From Communities Magazine
Here in Kibbutz Mishol, the number of kids overtook the number of adults already a couple of years ago. We are a 20-year-old full income-sharing urban kibbutz, and all 150 of us live under one roof in the Northern Israeli city of Nof HaGalil.
It wasn’t always this way though. When we started out, most of us single and with no kids, it was clear to us that our main mission, affecting positive social change to the surrounding society, would be severely limited if we were to be “waylaid” with having kids and looking after them. It was one or the other—and we chose to build project after project through our NGO to work with disadvantaged populations in the city and its environs, rather than spending our time changing diapers and working shorter days.
We waited until we were in our 30s before starting to have kids, each couple coming to the conclusion that the time was right for them. As a kibbutz made up of living groups, each living group started the conversation about the meaning of having a kid in their midst. The older groups helped the younger groups through the process of change—understanding how it would impact our lives as a group, our lives as activists working for social change, our shared finances, our ability to be spontaneous, both partners’ ability to work 16-hour days, expected gender roles as parents, etc., etc.
At first it was a trickle, but once the floodgates were opened, we embraced the change that we were experiencing. It wasn’t long until we opened our first childcare framework for us to share in the upbringing of our kids. At first the kindergarten was only for our kids, but gradually we opened it up for the kids of the neighbourhood. It has since become recognized by the State, and families receive subsidized childcare according to their income. Actually, this week we are having a conversation as a kibbutz about our kindergarten. We are past the peak of having kids, and now that there are fewer and fewer of our kids in our kindergarten, we are asking ourselves about the future. Was our kindergarten just providing childcare and education for our kids, or is it one of our projects for social change in our neighbourhood?
Slowly our work days started to change.
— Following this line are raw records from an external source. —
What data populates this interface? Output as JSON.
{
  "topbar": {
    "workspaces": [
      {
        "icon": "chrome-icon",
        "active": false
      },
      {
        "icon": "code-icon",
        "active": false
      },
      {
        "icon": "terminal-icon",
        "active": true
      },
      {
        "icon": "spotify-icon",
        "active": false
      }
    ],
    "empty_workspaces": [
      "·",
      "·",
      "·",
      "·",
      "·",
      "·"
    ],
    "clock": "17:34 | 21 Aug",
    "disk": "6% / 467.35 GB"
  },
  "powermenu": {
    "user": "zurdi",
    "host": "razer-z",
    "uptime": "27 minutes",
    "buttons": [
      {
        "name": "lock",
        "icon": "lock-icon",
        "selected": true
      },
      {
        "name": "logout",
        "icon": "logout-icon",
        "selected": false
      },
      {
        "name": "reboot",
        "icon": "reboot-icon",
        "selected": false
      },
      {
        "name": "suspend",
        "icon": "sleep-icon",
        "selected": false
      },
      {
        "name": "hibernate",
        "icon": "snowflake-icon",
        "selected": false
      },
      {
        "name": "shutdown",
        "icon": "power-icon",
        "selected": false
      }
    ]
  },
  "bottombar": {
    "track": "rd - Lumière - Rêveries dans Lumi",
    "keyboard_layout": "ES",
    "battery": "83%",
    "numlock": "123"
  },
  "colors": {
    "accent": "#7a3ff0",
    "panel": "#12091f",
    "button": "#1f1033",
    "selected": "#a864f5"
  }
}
Because we are our own bosses, and thus have sovereignty over how and when we work, we had the ability to be flexible. It is important to us for at least one parent, and preferably two, to be as present as possible in the childrens’ lives every afternoon. The educational frameworks that we run, both formal and informal, never go past 4 pm. We certainly have the ability to keep them going later—till 5 pm, till 6 pm—but we have repeatedly decided that the window between 4 pm and 8 pm is an important time to be with our kids—as families, as living groups, as a kibbutz. So our activist work stops at 4 pm to allow us to be with our kids. But at 8:30 pm/9 pm, our workday resumes. Because we live together in the same building, we are able to hold meetings in the evening while our kids are sleeping.
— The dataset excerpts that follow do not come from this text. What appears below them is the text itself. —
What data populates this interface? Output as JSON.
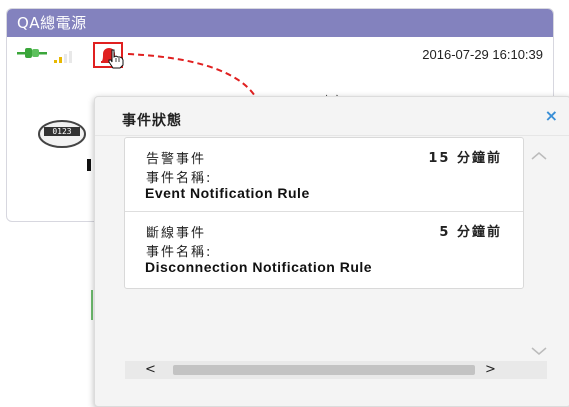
{
  "device_card": {
    "title": "QA總電源",
    "timestamp": "2016-07-29 16:10:39",
    "power_label": "功率",
    "meter_readout": "0123",
    "icons": [
      "plug-icon",
      "signal-icon",
      "alarm-bell-icon",
      "hand-cursor-icon",
      "meter-icon"
    ],
    "colors": {
      "header": "#8382be",
      "alarm": "#e02020",
      "plug": "#3aa63a",
      "signal": "#e8b800"
    }
  },
  "event_panel": {
    "title": "事件狀態",
    "close_label": "×",
    "events": [
      {
        "type": "告警事件",
        "time_ago": "15 分鐘前",
        "name_label": "事件名稱:",
        "rule": "Event Notification Rule"
      },
      {
        "type": "斷線事件",
        "time_ago": "5 分鐘前",
        "name_label": "事件名稱:",
        "rule": "Disconnection Notification Rule"
      }
    ],
    "scroll": {
      "left_label": "<",
      "right_label": ">"
    }
  }
}
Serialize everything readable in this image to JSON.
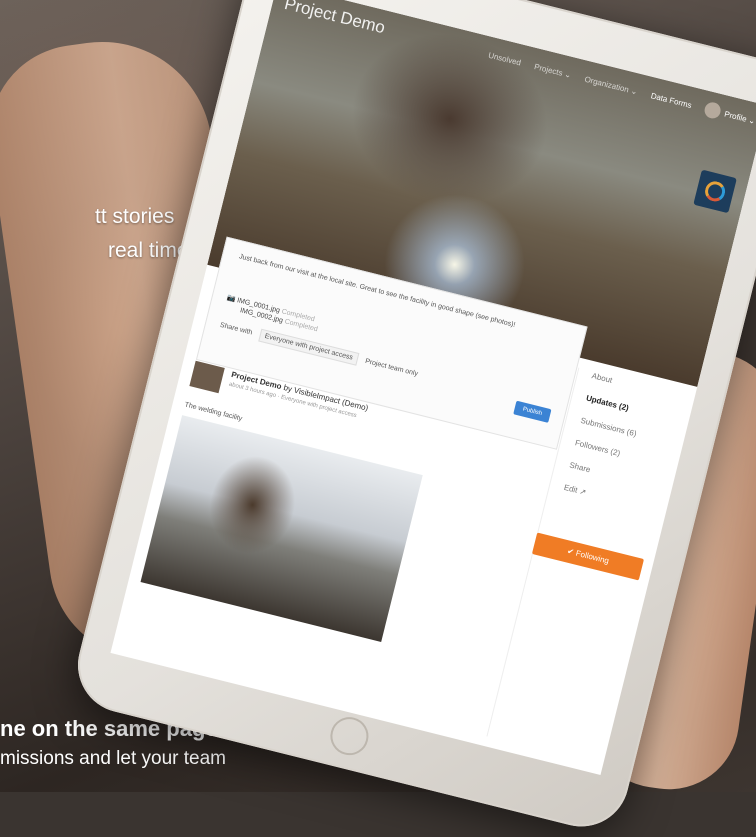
{
  "overlay": {
    "line1": "tt stories",
    "line2": "real time",
    "tagline": "ne on the same page.",
    "subline": "missions and let your team"
  },
  "app": {
    "project_title": "Project Demo",
    "nav": [
      "Unsolved",
      "Projects ⌄",
      "Organization ⌄",
      "Data Forms"
    ],
    "profile": "Profile ⌄"
  },
  "composer": {
    "text": "Just back from our visit at the local site. Great to see the facility in good shape (see photos)!",
    "files": [
      {
        "name": "IMG_0001.jpg",
        "status": "Completed"
      },
      {
        "name": "IMG_0002.jpg",
        "status": "Completed"
      }
    ],
    "share_label": "Share with",
    "share_option_1": "Everyone with project access",
    "share_option_2": "Project team only",
    "publish": "Publish"
  },
  "update": {
    "author": "Project Demo",
    "by": "by VisibleImpact (Demo)",
    "meta": "about 3 hours ago · Everyone with project access",
    "body": "The welding facility"
  },
  "sidebar": {
    "items": [
      "About",
      "Updates (2)",
      "Submissions (6)",
      "Followers (2)",
      "Share",
      "Edit ↗"
    ],
    "following": "✔  Following"
  }
}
Today we also run the local neighbourhood elementary school, which for years had been threatened with closure. We live in one of the toughest neighbourhoods in the country, with all the challenges that entails. The school principal is from the kibbutz and around half of the staff of the school are also. The kids from the kibbutz are just one of the populations of the school, which includes all religions and ethnicities that make up the neighbourhood. We even built a cutting-edge educational greenhouse in the yard of the school, so the kids can benefit from experiential learning (as opposed to sitting in rows in a classroom).
Within the kibbutz, our physical spaces have transformed over time to reflect the growing number of kids. Our living spaces have more bedrooms, which have become smaller as we build dry walls to create more rooms for our kids. When that doesn’t suffice, families move to larger spaces to accommodate family growth, sometimes at the expense of communal spaces. We have kibbutz spaces for after-school activities and activities during the school holidays for our kids according to age group. Each age group has educators, both from the kibbutz and from outside, who work with the kids, helping them to both have fun, and process how they experience the world around them.
We also take health and safety much more seriously now than we did even a decade ago. We brought an inspector to go over the treehouses that we built outside, to make sure that they were safe for our kids to play on. Another agreement we have between us is that only kids over the age of six can wander inside and outside the kibbutz grounds without being accompanied by an adult—one of many agreements that have significant social implications.
You’d think that growing kids in community would get easier and easier as the years go by, but the questions keep on coming. Now the eldest kid is 18; he’s being recruited into the army. When does he become a member of the kibbutz? Does he want to? Do we want him to? How? Is our kibbutz now multigenerational in the long term, or do we expect our kids to leave?
The eldest kids are learning to drive; are they are now automatically a part of our collective car pool? How do we pay for their driving lessons? Do we expect them to work to raise money specifically for this, or does the kibbutz provide everything for them, and therefore they need to work generally because work has an intrinsic value (and we could do with the money!)? Do the kids continue to go to the same schools together, or does each set of parents, or maybe parents of each age group, decide independently? How many after-school activities can each child attend? From what age? Does it matter what they cost? When do we give phones to our kids? When do they get smartphones? According to age?
Overall, we believe that a happy and healthy society includes children, and we have certainly made space for the children to be an integral part of who we are and what we do. Some may say that we have made too many concessions for the sake of our kids, and we are not focused enough on changing the world. Others would say that bringing up our kids as tolerant, caring, determined, and passionate young people is an act of changing the world in itself.